The Kidnapping of Elizabeth Smart
"Peter" and "Augustine"
Mitchell, Barzee, and Elizabeth had left Utah sometime in the fall and relocated to Lakeside, California, 25 miles east of San Diego. Mitchell might have picked Lakeside because it had a large transient population and he figured he and his traveling companions would blend in there. But even here Mitchell managed to stand out, preaching loudly in the commercial district and making a nuisance of himself. Storeowners complained to the police who confronted Mitchell on several occasions, giving him warnings and forcing him to move on.
But preaching wasn't the only thing on Mitchell's mind. He wanted to take another wife and had set his sights on the 12-year-old daughter of an LDS church official in a neighboring community. Mitchell tied back his long hair, put on jeans and a checked shirt, and went to Sunday services, pretending to be interested in learning more about the religion. Virl Kemp, the father of his target, invited Mitchell, who had introduced himself as "Peter," to his home for dinner, hoping to answer any of the man's questions about the church. During the meal, Kemp got the impression from Mitchell's questions that he knew a lot more about the LDS church than he was letting on. Mitchell's real purpose was to case out the house. Later that winter he tried to break in to kidnap Kemp's daughter just as he had kidnapped Elizabeth, but Kemp's house was burglar-proof, and Mitchell was forced to abandon his plan.
Several weeks later, on February 15, 2003, Mitchell broke into the pre-school at the Lakeside Presbyterian Church. A neighbor reported that she had seen a man in long johns climbing through a window at the preschool. When the police arrived, they found Mitchell asleep on a classroom floor. He told them his name was "Michael Jenson" and gave a false date of birth, but his fingerprints revealed his true identity. Unfortunately his computer records did not show that he had skipped out on a court date in Utah on the shoplifting charge in September because it was only a misdemeanor. The police held him over the Presidents Day weekend until a hearing could be scheduled.
In the meantime Barzee became frantic when Mitchell did not return to their makeshift camp in the woods, one of several Mitchell had set up in the area. Barzee ran to another campsite where Mitchell had built an altar, which they called Golgotha after the hill where Jesus was crucified. She wept and prayed for hours, pleading with God for Mitchell's safe return. Elizabeth was left behind on her own, but she did not try to escape.
When Mitchell finally got his hearing, he pleaded guilty to a misdemeanor charge of vandalism. The judge gave him three years of probation, a $250 fine, and a stern warning to stay away from any church that doesn't want him on their property. Mitchell, who insisted that his name was "Michael Jenson," promised to follow the judge's orders and said that the only reason he had broken into the preschool was because he had gotten drunk that night. Many people would later attest to the fact that Emmanuel had a taste for beer.

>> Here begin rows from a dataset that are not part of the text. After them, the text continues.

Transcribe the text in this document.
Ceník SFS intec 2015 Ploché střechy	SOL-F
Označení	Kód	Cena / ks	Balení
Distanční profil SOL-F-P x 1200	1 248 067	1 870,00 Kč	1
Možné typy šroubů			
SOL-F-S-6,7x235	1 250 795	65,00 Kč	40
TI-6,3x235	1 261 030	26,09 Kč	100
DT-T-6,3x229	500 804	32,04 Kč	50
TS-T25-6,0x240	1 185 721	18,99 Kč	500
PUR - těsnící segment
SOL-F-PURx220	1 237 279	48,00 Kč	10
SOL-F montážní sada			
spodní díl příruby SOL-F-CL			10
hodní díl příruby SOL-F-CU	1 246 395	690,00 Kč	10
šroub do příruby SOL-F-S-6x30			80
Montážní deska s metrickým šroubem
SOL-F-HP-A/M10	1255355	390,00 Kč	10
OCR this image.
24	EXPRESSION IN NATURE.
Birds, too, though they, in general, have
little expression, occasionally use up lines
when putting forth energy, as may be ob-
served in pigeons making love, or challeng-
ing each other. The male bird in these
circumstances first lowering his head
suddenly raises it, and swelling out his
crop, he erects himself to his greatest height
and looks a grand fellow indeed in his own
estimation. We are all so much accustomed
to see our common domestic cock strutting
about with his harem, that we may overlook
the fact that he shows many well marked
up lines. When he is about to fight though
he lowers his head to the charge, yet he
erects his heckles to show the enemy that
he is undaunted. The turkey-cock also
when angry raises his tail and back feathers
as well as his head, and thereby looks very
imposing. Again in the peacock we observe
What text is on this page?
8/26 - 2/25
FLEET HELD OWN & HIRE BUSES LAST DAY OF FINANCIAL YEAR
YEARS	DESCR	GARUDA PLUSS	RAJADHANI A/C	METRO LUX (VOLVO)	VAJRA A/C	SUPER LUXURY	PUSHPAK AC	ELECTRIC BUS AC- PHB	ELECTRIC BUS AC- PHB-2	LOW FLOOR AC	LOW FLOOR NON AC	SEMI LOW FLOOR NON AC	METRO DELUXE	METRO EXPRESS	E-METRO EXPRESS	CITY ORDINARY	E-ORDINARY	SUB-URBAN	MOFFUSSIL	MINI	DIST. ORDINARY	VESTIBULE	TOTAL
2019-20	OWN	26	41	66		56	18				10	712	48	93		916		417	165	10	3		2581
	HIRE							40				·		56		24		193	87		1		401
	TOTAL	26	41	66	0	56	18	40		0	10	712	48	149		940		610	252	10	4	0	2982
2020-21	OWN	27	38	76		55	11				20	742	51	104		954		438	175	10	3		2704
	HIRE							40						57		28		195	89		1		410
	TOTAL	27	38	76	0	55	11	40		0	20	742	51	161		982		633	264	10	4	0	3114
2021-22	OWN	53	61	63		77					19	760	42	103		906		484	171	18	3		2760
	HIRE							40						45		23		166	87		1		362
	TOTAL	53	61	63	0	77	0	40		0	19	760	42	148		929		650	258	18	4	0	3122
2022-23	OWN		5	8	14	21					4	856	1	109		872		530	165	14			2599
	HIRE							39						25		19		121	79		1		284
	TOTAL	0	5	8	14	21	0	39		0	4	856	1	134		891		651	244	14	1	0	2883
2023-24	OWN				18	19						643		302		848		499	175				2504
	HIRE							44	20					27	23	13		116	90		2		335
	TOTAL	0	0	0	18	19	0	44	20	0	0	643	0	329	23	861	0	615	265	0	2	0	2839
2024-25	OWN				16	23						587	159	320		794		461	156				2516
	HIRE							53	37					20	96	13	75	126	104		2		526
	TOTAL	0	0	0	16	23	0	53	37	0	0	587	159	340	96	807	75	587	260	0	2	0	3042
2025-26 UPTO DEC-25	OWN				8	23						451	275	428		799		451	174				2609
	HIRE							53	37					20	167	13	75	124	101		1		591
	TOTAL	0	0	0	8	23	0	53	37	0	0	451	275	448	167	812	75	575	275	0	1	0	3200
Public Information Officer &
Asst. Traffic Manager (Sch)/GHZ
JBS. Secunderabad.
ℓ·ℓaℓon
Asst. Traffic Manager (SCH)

Two weeks later on March 1, America's Most Wanted broadcast an update on the Elizabeth Smart case with the photos of Mitchell provided by Barzee's sons. A viewer from Lakeside, California, called in and said a man fitting Mitchell's description had been in her area, traveling with two women wearing veils over their faces. The Salt Lake City Police Department sent an investigator to Lakeside to follow up on this lead.
That same week a librarian at the Lakeside branch of the San Diego County public library saw Mitchell, Barzee, and Elizabeth, dirty and disheveled, sitting at a library table. She recognized them because they had come in before, but this time they weren't wearing their robes. Elizabeth wore sunglasses and sat silently as Mitchell studied an atlas for nearly an hour.
On March 4, a man driving along the highway north of San Diego noticed three people in robes on the side of the road. It was pouring rain, and the driver stopped to ask if they wanted a ride. Mitchell accepted the man's offer and introduced himself as "Peter." He said his "daughter's" name was "Augustine." He told the driver that they were on their way to Las Vegas where he planned to preach God's message. The trio rode with the man for about 40 miles, then set off on foot.